ブロワで生まれた。植物収集のために、パリ周辺やスイス、イタリアを旅した。ギリシャ語がまじったラテン語で書かれた、1611年の『植物図誌』は、150ページの文章と25の図版からなるものである。エッチング技法による図版は高い出来栄えであったが、小型の「オクタヴォ判」(八つ折り判)の紙質の悪いことで、評判になることはなかった[1]

医師として1606年に薬剤に関する著書を出版するが、その内容がパリの薬剤師から訴えられ、著作することをやめた。

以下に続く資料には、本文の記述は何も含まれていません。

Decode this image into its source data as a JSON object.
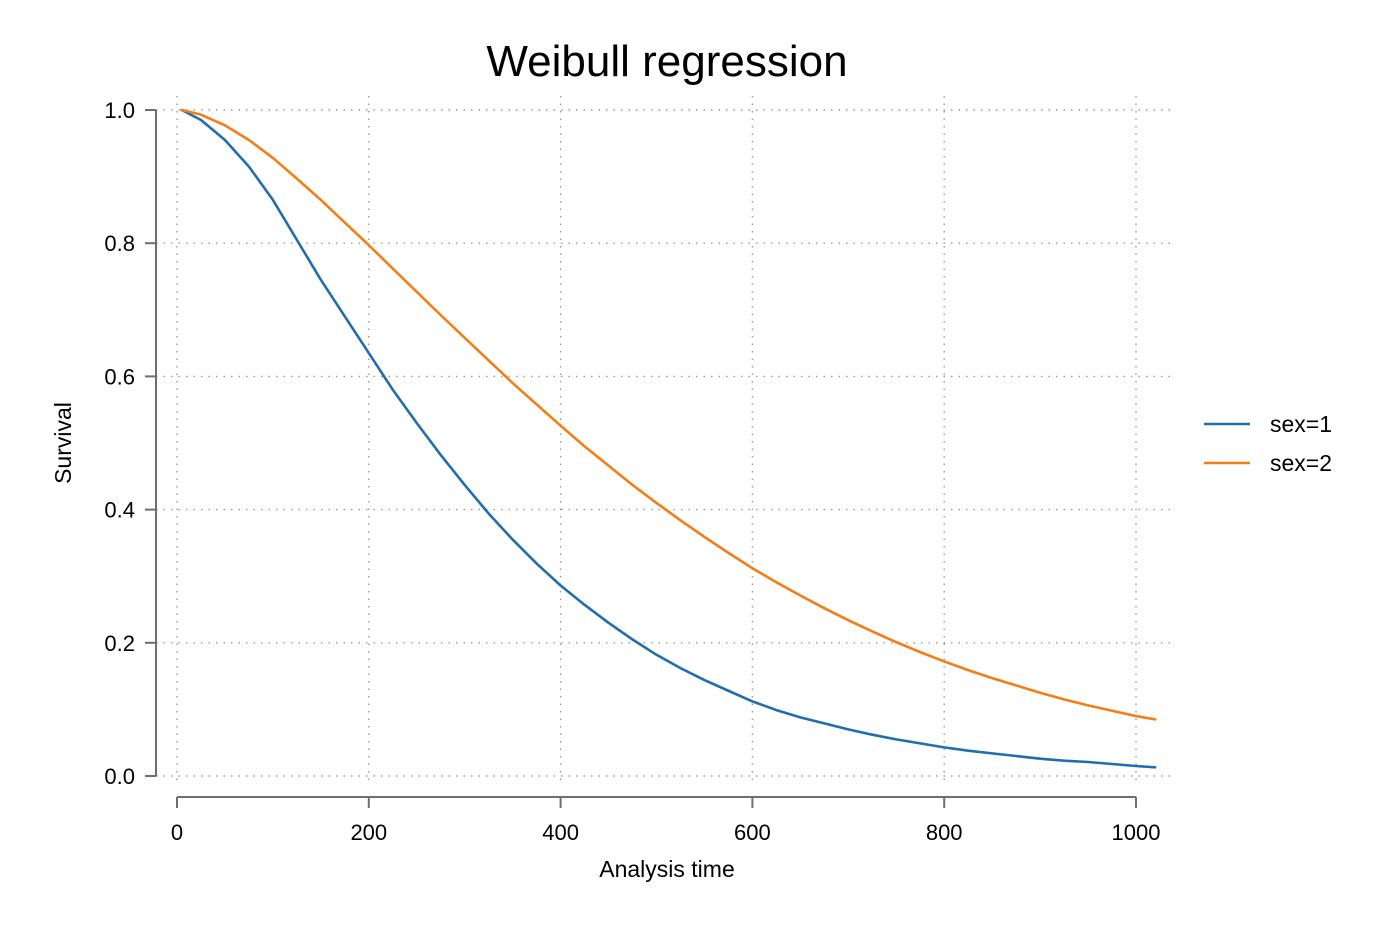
{
  "chart_data": {
    "type": "line",
    "title": "Weibull regression",
    "xlabel": "Analysis time",
    "ylabel": "Survival",
    "xlim": [
      0,
      1020
    ],
    "ylim": [
      0,
      1
    ],
    "xticks": [
      "0",
      "200",
      "400",
      "600",
      "800",
      "1000"
    ],
    "yticks": [
      "0.0",
      "0.2",
      "0.4",
      "0.6",
      "0.8",
      "1.0"
    ],
    "grid": true,
    "legend_position": "right",
    "series": [
      {
        "name": "sex=1",
        "color": "#1f6eb0",
        "x": [
          5,
          25,
          50,
          75,
          100,
          125,
          150,
          175,
          200,
          225,
          250,
          275,
          300,
          325,
          350,
          375,
          400,
          425,
          450,
          475,
          500,
          525,
          550,
          575,
          600,
          625,
          650,
          675,
          700,
          725,
          750,
          775,
          800,
          825,
          850,
          875,
          900,
          925,
          950,
          975,
          1000,
          1020
        ],
        "y": [
          1.0,
          0.985,
          0.955,
          0.915,
          0.865,
          0.805,
          0.745,
          0.69,
          0.635,
          0.58,
          0.53,
          0.482,
          0.437,
          0.394,
          0.355,
          0.319,
          0.286,
          0.257,
          0.23,
          0.205,
          0.182,
          0.162,
          0.144,
          0.128,
          0.112,
          0.099,
          0.088,
          0.079,
          0.07,
          0.062,
          0.055,
          0.049,
          0.043,
          0.038,
          0.034,
          0.03,
          0.026,
          0.023,
          0.021,
          0.018,
          0.015,
          0.013
        ]
      },
      {
        "name": "sex=2",
        "color": "#f57d15",
        "x": [
          5,
          25,
          50,
          75,
          100,
          125,
          150,
          175,
          200,
          225,
          250,
          275,
          300,
          325,
          350,
          375,
          400,
          425,
          450,
          475,
          500,
          525,
          550,
          575,
          600,
          625,
          650,
          675,
          700,
          725,
          750,
          775,
          800,
          825,
          850,
          875,
          900,
          925,
          950,
          975,
          1000,
          1020
        ],
        "y": [
          1.0,
          0.993,
          0.977,
          0.955,
          0.928,
          0.897,
          0.865,
          0.831,
          0.797,
          0.762,
          0.727,
          0.692,
          0.658,
          0.624,
          0.59,
          0.558,
          0.526,
          0.495,
          0.466,
          0.437,
          0.41,
          0.384,
          0.359,
          0.335,
          0.312,
          0.291,
          0.271,
          0.252,
          0.234,
          0.217,
          0.201,
          0.186,
          0.172,
          0.159,
          0.147,
          0.136,
          0.125,
          0.115,
          0.106,
          0.098,
          0.09,
          0.085
        ]
      }
    ]
  }
}
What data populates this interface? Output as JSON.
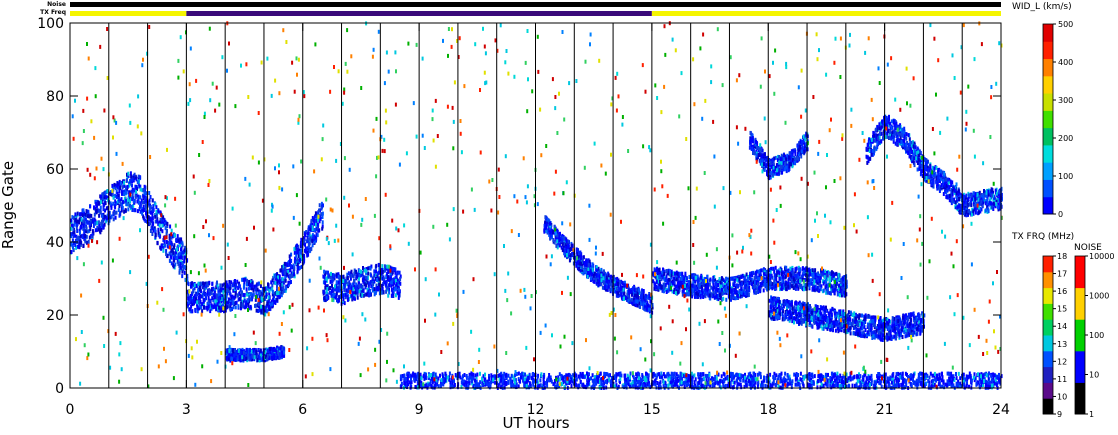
{
  "chart_data": {
    "type": "heatmap",
    "title": "",
    "xlabel": "UT hours",
    "ylabel": "Range Gate",
    "xlim": [
      0,
      24
    ],
    "ylim": [
      0,
      100
    ],
    "grid": true,
    "x_ticks": [
      0,
      3,
      6,
      9,
      12,
      15,
      18,
      21,
      24
    ],
    "y_ticks": [
      0,
      20,
      40,
      60,
      80,
      100
    ],
    "scan_boundaries_hours": [
      1,
      2,
      3,
      4,
      5,
      6,
      7,
      8,
      9,
      10,
      11,
      12,
      13,
      14,
      15,
      16,
      17,
      18,
      19,
      20,
      21,
      22,
      23
    ],
    "strips": {
      "noise_label": "Noise",
      "txfreq_label": "TX Freq",
      "noise_color": "#000000",
      "txfreq_segments": [
        {
          "start": 0,
          "end": 3,
          "color": "#f5f500"
        },
        {
          "start": 3,
          "end": 15,
          "color": "#3a0a7a"
        },
        {
          "start": 15,
          "end": 24,
          "color": "#f5f500"
        }
      ]
    },
    "colorbars": {
      "width": {
        "title": "WID_L (km/s)",
        "ticks": [
          "500",
          "400",
          "300",
          "200",
          "100",
          "0"
        ],
        "colors": [
          "#0000ff",
          "#0050ff",
          "#00a0ff",
          "#00dddd",
          "#00c060",
          "#40e000",
          "#c8e000",
          "#ffd000",
          "#ff8000",
          "#ff2000",
          "#e00000"
        ]
      },
      "tx_freq": {
        "title": "TX FRQ (MHz)",
        "ticks": [
          "18",
          "17",
          "16",
          "15",
          "14",
          "13",
          "12",
          "11",
          "10",
          "9"
        ],
        "colors": [
          "#000000",
          "#5a0a8a",
          "#2020c0",
          "#0050ff",
          "#00c8e0",
          "#00d060",
          "#40e000",
          "#e8e800",
          "#ff9000",
          "#ff2000"
        ]
      },
      "noise": {
        "title": "NOISE",
        "ticks": [
          "10000",
          "1000",
          "100",
          "10",
          "1"
        ],
        "colors": [
          "#000000",
          "#0000ff",
          "#00d000",
          "#ffd000",
          "#ff0000"
        ]
      }
    },
    "series": [
      {
        "kind": "dense-band",
        "x": [
          0,
          0.5,
          1,
          1.5,
          1.8,
          2.2,
          2.5,
          3
        ],
        "y_center": [
          42,
          45,
          50,
          54,
          53,
          45,
          40,
          34
        ],
        "thickness": 10
      },
      {
        "kind": "dense-band",
        "x": [
          3,
          3.5,
          4,
          4.5,
          5,
          5.5,
          6,
          6.5
        ],
        "y_center": [
          25,
          25,
          25,
          26,
          24,
          30,
          38,
          48
        ],
        "thickness": 8
      },
      {
        "kind": "dense-band",
        "x": [
          6.5,
          7,
          7.5,
          8,
          8.5
        ],
        "y_center": [
          28,
          27,
          29,
          30,
          28
        ],
        "thickness": 8
      },
      {
        "kind": "dense-band",
        "x": [
          12.2,
          12.8,
          13.5,
          14,
          15
        ],
        "y_center": [
          45,
          38,
          31,
          28,
          23
        ],
        "thickness": 5
      },
      {
        "kind": "dense-band",
        "x": [
          15,
          16,
          17,
          18,
          19,
          20
        ],
        "y_center": [
          30,
          28,
          27,
          30,
          30,
          28
        ],
        "thickness": 6
      },
      {
        "kind": "dense-band",
        "x": [
          18,
          19,
          20,
          21,
          22
        ],
        "y_center": [
          22,
          20,
          18,
          16,
          18
        ],
        "thickness": 6
      },
      {
        "kind": "dense-band",
        "x": [
          17.5,
          18,
          18.5,
          19
        ],
        "y_center": [
          68,
          60,
          62,
          68
        ],
        "thickness": 5
      },
      {
        "kind": "dense-band",
        "x": [
          20.5,
          21,
          21.5,
          22,
          22.5,
          23,
          24
        ],
        "y_center": [
          64,
          72,
          68,
          60,
          56,
          50,
          52
        ],
        "thickness": 6
      },
      {
        "kind": "dense-band",
        "x": [
          4,
          5,
          5.5
        ],
        "y_center": [
          9,
          9,
          10
        ],
        "thickness": 3
      },
      {
        "kind": "ground-scatter",
        "x": [
          8.5,
          24
        ],
        "y_range": [
          0,
          4
        ]
      }
    ]
  }
}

ショウガ科の属名、 レネアルミア属(Renealmia)などはルノールムにちなんでいる。

著作編集

  • Ex curationibus observationes quibus videre ets (sic) morbos tuto cito et jucunde posse debellari si præcipue Galenicis præceptis chymica remedia veniant subsidio, Paris, apud Adrianum Beys, 1606.
  • Specimen historiæ plantarum. Plantæ typis æneis expressæ, Paris, Hadrianus Beys, 1611.
  • La Vertu de la fontaine de Médicis, près de Saint-Denys-les-Blois, Blois, 1618.

参考文献編集

  1. ^ 『植物図譜の歴史』、ウィルフリッド・ブラント(著)、森村謙一(訳)八坂書房(2014年)ISBN 9784896941722

(Wilfrid Blunt, The Art of Botanical Illustration : An Illustrated History, Dover Publications, 1994.)